66th Belarusian Mathematical Olympiad

Let $a_0,b_0,c_0$ be the initial numbers on the blackboard, and $a_i,b_i,c_i$ be the numbers written on the blackboard after the $i$-th move; let $S(a_0,b_0,c_0)$ and $S(a_i,b_i,c_i)$ be the sums of these numbers, respectively.
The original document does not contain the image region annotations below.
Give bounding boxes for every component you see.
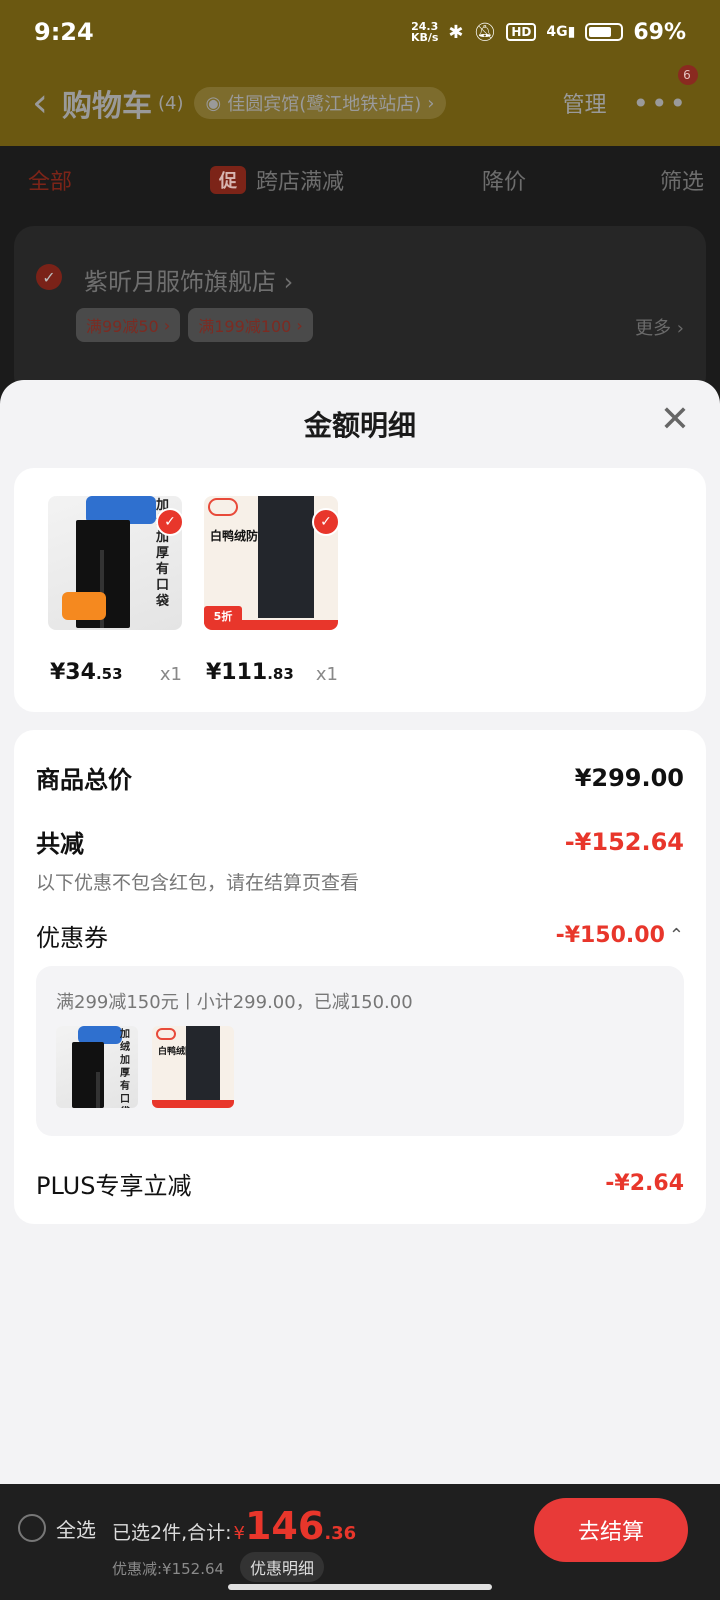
select-all-radio[interactable] xyxy=(18,1514,46,1542)
price-int: ¥34 xyxy=(50,660,96,685)
reduce-row: 共减 -¥152.64 xyxy=(36,824,684,859)
plus-value: -¥2.64 xyxy=(605,1171,684,1196)
check-icon[interactable]: ✓ xyxy=(312,508,340,536)
discount-detail-button[interactable]: 优惠明细 xyxy=(240,1552,325,1582)
location-label: 佳圆宾馆(鹭江地铁站店) xyxy=(227,94,422,115)
selected-summary: 已选2件,合计: ¥ 146 .36 xyxy=(112,1504,356,1548)
battery-icon xyxy=(585,23,624,41)
coupon-description: 满299减150元丨小计299.00，已减150.00 xyxy=(56,992,413,1013)
coupon-value: -¥150.00 xyxy=(555,923,665,948)
more-dots-icon: ••• xyxy=(632,86,688,120)
notification-badge: 6 xyxy=(678,64,698,85)
status-bar: 9:24 24.3 KB/s ✱ 🔕︎ HD 4G▮ 69% xyxy=(34,14,686,50)
total-currency: ¥ xyxy=(233,1523,245,1544)
product-price: ¥34.53 xyxy=(50,660,123,685)
reduce-value: -¥152.64 xyxy=(564,827,684,856)
tab-price-drop[interactable]: 降价 xyxy=(482,164,526,196)
store-promo-chips: 满99减50 › 满199减100 › xyxy=(76,308,313,342)
net-speed-unit: KB/s xyxy=(410,31,439,44)
sheet-title: 金额明细 xyxy=(303,409,416,442)
coupon-product-thumb: 加绒加厚 有口袋 xyxy=(56,1026,138,1108)
tab-cross-store[interactable]: 促 跨店满减 xyxy=(210,164,344,196)
cart-header: ‹ 购物车 (4) ◉ 佳圆宾馆(鹭江地铁站店) › 管理 ••• 6 xyxy=(32,64,698,128)
store-name-label: 紫昕月服饰旗舰店 xyxy=(84,268,276,296)
product-item[interactable]: 白鸭绒防风裤 5折 ✓ ¥111.83 x1 xyxy=(204,496,340,685)
status-icons: 24.3 KB/s ✱ 🔕︎ HD 4G▮ 69% xyxy=(411,20,686,45)
reduce-label: 共减 xyxy=(36,830,84,858)
promo-chip[interactable]: 满99减50 › xyxy=(76,308,181,342)
tab-filter[interactable]: 筛选 xyxy=(660,164,704,196)
cart-tabs: 全部 促 跨店满减 降价 筛选 xyxy=(28,160,720,200)
coupon-row[interactable]: 优惠券 -¥150.00 ⌃ xyxy=(36,918,684,953)
store-more-label: 更多 xyxy=(635,318,672,339)
signal-icon: 4G▮ xyxy=(546,24,576,40)
plus-label: PLUS专享立减 xyxy=(36,1172,192,1200)
price-dec: .83 xyxy=(267,665,294,683)
price-int: ¥111 xyxy=(206,660,268,685)
store-name[interactable]: 紫昕月服饰旗舰店 › xyxy=(84,262,293,297)
mute-icon: 🔕︎ xyxy=(473,21,497,43)
chevron-right-icon: › xyxy=(427,92,435,114)
total-value: ¥299.00 xyxy=(574,763,684,792)
eye-icon: ◉ xyxy=(205,92,222,114)
promo-badge: 促 xyxy=(210,166,246,194)
top-bar: 9:24 24.3 KB/s ✱ 🔕︎ HD 4G▮ 69% ‹ 购物车 (4)… xyxy=(0,0,720,146)
reduce-note: 以下优惠不包含红包，请在结算页查看 xyxy=(36,872,360,894)
product-list: 加绒加厚 有口袋 ✓ ¥34.53 x1 白鸭绒防风裤 5折 ✓ ¥111.83… xyxy=(14,468,706,712)
amount-detail-sheet: 金额明细 ✕ 加绒加厚 有口袋 ✓ ¥34.53 x1 白鸭绒防风裤 5折 ✓ … xyxy=(0,380,720,1484)
cart-count: (4) xyxy=(158,92,184,114)
coupon-value-wrap: -¥150.00 ⌃ xyxy=(556,923,684,948)
battery-percent: 69% xyxy=(633,19,686,45)
product-item[interactable]: 加绒加厚 有口袋 ✓ ¥34.53 x1 xyxy=(48,496,184,685)
check-icon[interactable]: ✓ xyxy=(156,508,184,536)
product-qty: x1 xyxy=(315,664,338,685)
price-breakdown: 商品总价 ¥299.00 共减 -¥152.64 以下优惠不包含红包，请在结算页… xyxy=(14,730,706,1224)
location-selector[interactable]: ◉ 佳圆宾馆(鹭江地铁站店) › xyxy=(193,87,447,119)
promo-chip-label: 满99减50 xyxy=(86,317,159,336)
more-button[interactable]: ••• 6 xyxy=(632,64,698,120)
product-price: ¥111.83 xyxy=(206,660,294,685)
store-check-icon[interactable]: ✓ xyxy=(36,264,62,290)
net-speed: 24.3 KB/s xyxy=(411,21,438,43)
product-qty: x1 xyxy=(159,664,182,685)
total-row: 商品总价 ¥299.00 xyxy=(36,760,684,795)
total-amount-dec: .36 xyxy=(324,1523,357,1544)
total-amount-int: 146 xyxy=(244,1504,325,1548)
hd-icon: HD xyxy=(506,23,537,41)
select-all-label[interactable]: 全选 xyxy=(56,1514,96,1543)
bluetooth-icon: ✱ xyxy=(448,21,464,43)
plus-row: PLUS专享立减 -¥2.64 xyxy=(36,1166,684,1201)
total-label: 商品总价 xyxy=(36,766,132,794)
checkout-bar: 全选 已选2件,合计: ¥ 146 .36 优惠减:¥152.64 优惠明细 去… xyxy=(0,1484,720,1600)
promo-chip[interactable]: 满199减100 › xyxy=(188,308,313,342)
saved-amount: 优惠减:¥152.64 xyxy=(112,1560,225,1578)
checkout-button[interactable]: 去结算 xyxy=(534,1498,688,1562)
tab-cross-store-label: 跨店满减 xyxy=(256,170,345,195)
coupon-detail-box: 满299减150元丨小计299.00，已减150.00 加绒加厚 有口袋 白鸭绒… xyxy=(36,966,684,1136)
store-card: ✓ 紫昕月服饰旗舰店 › 满99减50 › 满199减100 › 更多 › xyxy=(14,226,706,396)
coupon-label: 优惠券 xyxy=(36,924,108,952)
chevron-up-icon: ⌃ xyxy=(668,925,684,946)
chevron-left-icon[interactable]: ‹ xyxy=(32,80,48,126)
tab-all[interactable]: 全部 xyxy=(28,164,72,196)
page-title: 购物车 xyxy=(62,89,152,124)
store-more-link[interactable]: 更多 › xyxy=(635,314,684,340)
close-icon[interactable]: ✕ xyxy=(660,402,690,438)
coupon-thumb-text: 加绒加厚 有口袋 xyxy=(120,1029,130,1108)
status-time: 9:24 xyxy=(34,18,94,46)
promo-chip-label: 满199减100 xyxy=(198,317,292,336)
manage-button[interactable]: 管理 xyxy=(562,87,606,119)
price-dec: .53 xyxy=(95,665,123,683)
discount-tag: 5折 xyxy=(204,606,242,626)
coupon-product-thumb: 白鸭绒防风裤 xyxy=(152,1026,234,1108)
home-indicator[interactable] xyxy=(228,1584,492,1590)
selected-text: 已选2件,合计: xyxy=(112,1522,232,1544)
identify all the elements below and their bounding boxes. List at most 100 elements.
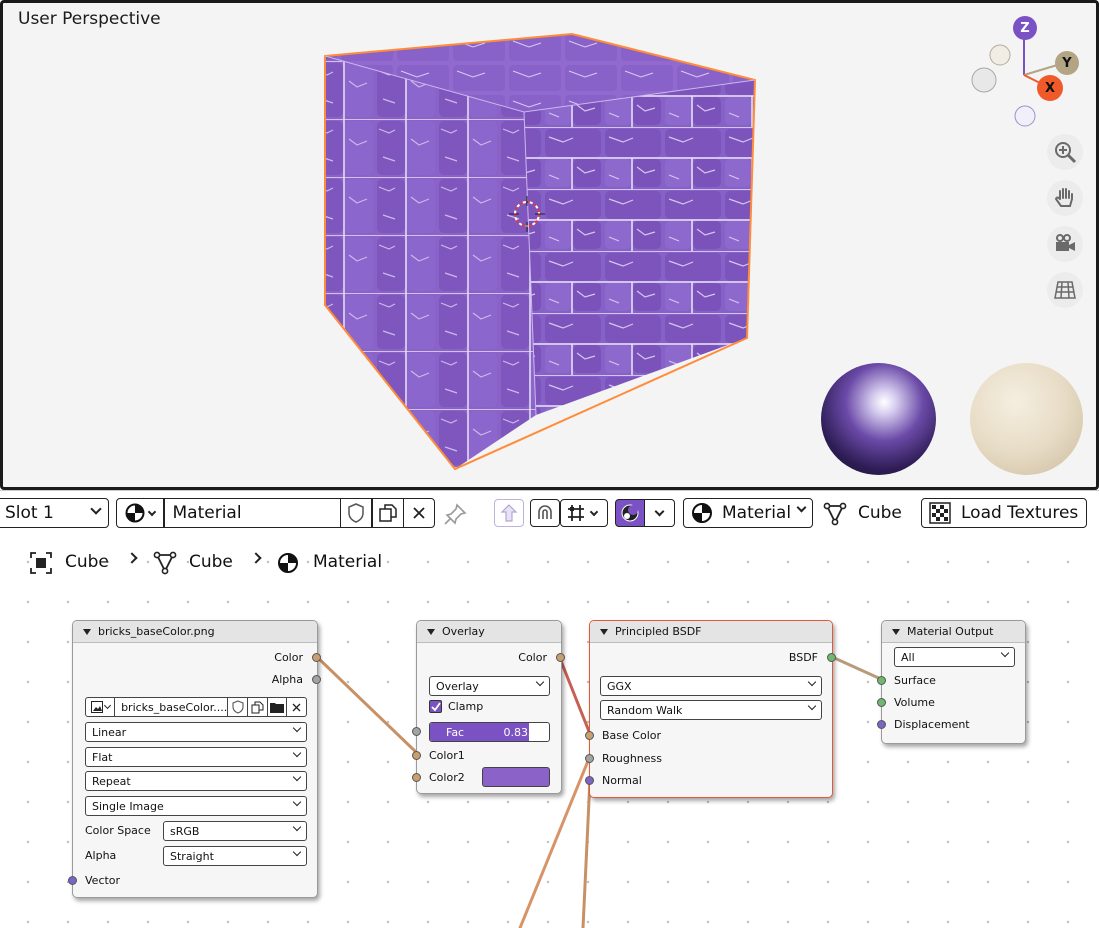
close-icon[interactable] bbox=[404, 506, 434, 520]
clamp-checkbox[interactable]: Clamp bbox=[429, 700, 483, 713]
camera-icon[interactable] bbox=[1047, 226, 1083, 262]
chevron-down-icon bbox=[1000, 648, 1010, 658]
duplicate-icon[interactable] bbox=[373, 503, 403, 523]
projection-dropdown[interactable]: Flat bbox=[85, 747, 307, 767]
socket-alpha-out[interactable] bbox=[312, 675, 321, 684]
breadcrumb-object[interactable]: Cube bbox=[65, 552, 109, 572]
node-header[interactable]: Overlay bbox=[417, 621, 561, 643]
node-header[interactable]: Material Output bbox=[882, 621, 1025, 643]
chevron-right-icon bbox=[250, 552, 262, 564]
source-dropdown[interactable]: Single Image bbox=[85, 796, 307, 816]
hand-pan-icon[interactable] bbox=[1047, 180, 1083, 216]
principled-bsdf-node[interactable]: Principled BSDF BSDF GGX Random Walk Bas… bbox=[585, 620, 836, 798]
node-editor[interactable]: Cube Cube Material bricks_baseColor.png … bbox=[0, 534, 1099, 928]
distribution-dropdown[interactable]: GGX bbox=[600, 676, 822, 696]
color-space-label: Color Space bbox=[85, 824, 151, 837]
chevron-down-icon bbox=[535, 677, 545, 687]
3d-viewport[interactable]: User Perspective Z Y X bbox=[0, 0, 1099, 490]
lookdev-preview-sphere bbox=[970, 363, 1083, 475]
material-output-node[interactable]: Material Output All Surface Volume Displ… bbox=[877, 620, 1026, 744]
duplicate-icon[interactable] bbox=[248, 701, 267, 714]
chevron-down-icon bbox=[292, 847, 302, 857]
object-label: Cube bbox=[858, 503, 902, 523]
image-datablock-field[interactable]: bricks_baseColor.... bbox=[85, 697, 307, 717]
input-color1: Color1 bbox=[429, 748, 465, 762]
mesh-data-icon bbox=[823, 502, 847, 526]
output-bsdf: BSDF bbox=[788, 650, 818, 664]
material-selector[interactable]: Material bbox=[116, 498, 435, 528]
axis-y-icon[interactable]: Y bbox=[1055, 51, 1079, 75]
overlay-dropdown[interactable] bbox=[645, 499, 675, 527]
breadcrumb-material[interactable]: Material bbox=[313, 552, 382, 572]
fake-user-shield-icon[interactable] bbox=[228, 700, 247, 714]
output-alpha: Alpha bbox=[271, 672, 303, 686]
socket-fac-in[interactable] bbox=[412, 727, 421, 736]
color2-swatch[interactable] bbox=[482, 767, 550, 787]
material-browse-button[interactable] bbox=[117, 503, 163, 523]
mesh-data-icon bbox=[153, 551, 177, 575]
parent-tree-icon[interactable] bbox=[494, 499, 524, 527]
zoom-icon[interactable] bbox=[1047, 134, 1083, 170]
overlay-toggle-icon[interactable] bbox=[615, 499, 645, 527]
image-texture-node[interactable]: bricks_baseColor.png Color Alpha bricks_… bbox=[68, 620, 321, 898]
chevron-down-icon bbox=[147, 507, 157, 516]
chevron-down-icon bbox=[292, 797, 302, 807]
snap-grid-icon bbox=[568, 505, 584, 521]
slot-dropdown[interactable]: Slot 1 bbox=[0, 498, 109, 528]
node-editor-header: Slot 1 Material Material Cube Load Textu… bbox=[0, 490, 1099, 534]
socket-bsdf-out[interactable] bbox=[827, 653, 836, 662]
node-header[interactable]: bricks_baseColor.png bbox=[73, 621, 317, 643]
collapse-icon[interactable] bbox=[892, 628, 900, 635]
checkmark-icon bbox=[429, 700, 442, 713]
chevron-down-icon bbox=[807, 677, 817, 687]
axis-z-icon[interactable]: Z bbox=[1013, 16, 1037, 40]
chevron-right-icon bbox=[126, 552, 138, 564]
node-header[interactable]: Principled BSDF bbox=[590, 621, 832, 643]
material-sphere-icon bbox=[278, 553, 298, 573]
subsurface-method-dropdown[interactable]: Random Walk bbox=[600, 700, 822, 720]
color-space-dropdown[interactable]: sRGB bbox=[163, 821, 307, 841]
chevron-down-icon bbox=[654, 506, 665, 516]
chevron-down-icon bbox=[90, 503, 102, 515]
image-browse-button[interactable] bbox=[86, 701, 114, 713]
load-textures-button[interactable]: Load Textures bbox=[921, 498, 1087, 528]
chevron-down-icon bbox=[103, 701, 111, 710]
grid-ortho-icon[interactable] bbox=[1047, 272, 1083, 308]
material-name-field[interactable]: Material bbox=[165, 503, 340, 523]
collapse-icon[interactable] bbox=[83, 628, 91, 635]
alpha-mode-dropdown[interactable]: Straight bbox=[163, 846, 307, 866]
axis-x-icon[interactable]: X bbox=[1037, 75, 1063, 101]
collapse-icon[interactable] bbox=[600, 628, 608, 635]
socket-color-out[interactable] bbox=[312, 653, 321, 662]
interpolation-dropdown[interactable]: Linear bbox=[85, 722, 307, 742]
input-vector: Vector bbox=[85, 873, 121, 887]
socket-color-out[interactable] bbox=[556, 653, 565, 662]
chevron-down-icon bbox=[807, 701, 817, 711]
chevron-down-icon bbox=[292, 822, 302, 832]
fake-user-shield-icon[interactable] bbox=[341, 503, 371, 523]
material-sphere-icon bbox=[692, 503, 712, 523]
folder-icon[interactable] bbox=[268, 701, 287, 713]
fac-slider[interactable]: Fac 0.833 bbox=[429, 722, 550, 742]
overlay-mix-node[interactable]: Overlay Color Overlay Clamp Fac 0.833 Co… bbox=[412, 620, 565, 794]
image-icon bbox=[90, 701, 103, 713]
object-icon bbox=[30, 552, 52, 574]
input-normal: Normal bbox=[602, 773, 642, 787]
blend-mode-dropdown[interactable]: Overlay bbox=[429, 676, 550, 696]
extension-dropdown[interactable]: Repeat bbox=[85, 771, 307, 791]
snap-magnet-icon[interactable] bbox=[530, 499, 560, 527]
shading-mode-dropdown[interactable]: Material bbox=[683, 498, 813, 528]
breadcrumb-mesh[interactable]: Cube bbox=[189, 552, 233, 572]
output-color: Color bbox=[518, 650, 547, 664]
collapse-icon[interactable] bbox=[427, 628, 435, 635]
chevron-down-icon bbox=[292, 748, 302, 758]
snap-grid-dropdown[interactable] bbox=[560, 499, 608, 527]
pin-icon[interactable] bbox=[443, 503, 467, 529]
output-target-dropdown[interactable]: All bbox=[894, 647, 1015, 667]
chevron-down-icon bbox=[589, 507, 599, 516]
input-base-color: Base Color bbox=[602, 728, 662, 742]
material-sphere-icon bbox=[125, 503, 145, 523]
close-icon[interactable] bbox=[287, 703, 306, 712]
chevron-down-icon bbox=[292, 723, 302, 733]
hdri-preview-sphere bbox=[821, 363, 936, 475]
Then after the $i+1$-th move we obtain the following numbers $$a_{i+1}=\frac{b_i^2+c_i^2}{a_i},b_{i+1}=\frac{c_i^2+a_i^2}{b_i},c_{i+1}=\frac{a_i^2+b_i^2}{c_i}.$$ We have the lower estimate for $S(a_{i+1},b_{i+1},c_{i+1})$: $$\begin{array}{rl}S(a_{i+1},b_{i+1},c_{i+1})& =\frac{b_i^2+c_i^2}{a_i}+\frac{c_i^2+a_i^2}{b_i}+\frac{a_i^2+b_i^2}{c_i}\ge \frac{2b_i{c}_i}{a_i}+\frac{2c_i{a}_i}{b_i}+\frac{2a_i{b}_i}{c_i}=\\ & =\frac{b_i{c}_i}{a_i}+\frac{b_i{c}_i}{a_i}+\frac{c_i{a}_i}{b_i}+\frac{c_i{a}_i}{b_i}+\frac{a_i{b}_i}{c_i}+\frac{a_i{b}_i}{c_i}=\\ & =\left(\frac{b_i{c}_i}{a_i}+\frac{a_i{b}_i}{c_i}\right)+\left(\frac{b_i{c}_i}{a_i}+\frac{c_i{a}_i}{b_i}\right)+\left(\frac{a_i{b}_i}{c_i}+\frac{c_i{a}_i}{b_i}\right)=\\ & =b_i\left(\frac{c_i}{a_i}+\frac{a_i}{c_i}\right)+c_i\left(\frac{b_i}{a_i}+\frac{a_i}{b_i}\right)+a_i\left(\frac{b_i}{c_i}+\frac{c_i}{b_i}\right)\ge \left[\frac{\alpha }{\beta }+\frac{\beta }{\alpha }\ge 2\right]\ge \\ & \ge 2(a_i+b_i+c_i)=2S(a_i,b_i,c_i).\end{array}$$ Therefore, $S(a_i,b_i,c_i)\le \frac{1}{2}S(a_{i+1},b_{i+1},c_{i+1})$ for all $i=0,1,2,3,4$. Hence, $$\begin{array}{rl}S(a_0,b_0,c_0)& \le \frac{1}{2}S(a_1,b_1,c_1)\le \frac{1}{2^2}S(a_2,b_2,c_2)\le \cdots \le \frac{1}{2^5}S(a_5,b_5,c_5)=\\ & =\frac{2016}{32}=63.\end{array}$$ Thus, the sum of the initial numbers on the blackboard is less than or equal to 63. The following example shows that the sum of the initial numbers on the blackboard can be equal to 63. Let $a_0=b_0=c_0=21$, then $$\begin{array}{rlrl}(a_0,b_0,c_0)=(21,21,21)& ⟶(42,42,42)=(2\cdot 21,2\cdot 21,2\cdot 21)& ⟶& \\ & ⟶(2^2\cdot 21,2^2\cdot 21,2^2\cdot 21)& ⟶\dots & ⟶(2^5\cdot 21,2^5\cdot 21,2^5\cdot 21)=(a_5,b_5,c_5),\end{array}$$ and the sum $$S(a_5,b_5,c_5)=S(2^5\cdot 21,2^5\cdot 21,2^5\cdot 21)=2^{5}S(21,21,21)=32\cdot 63=2016.$$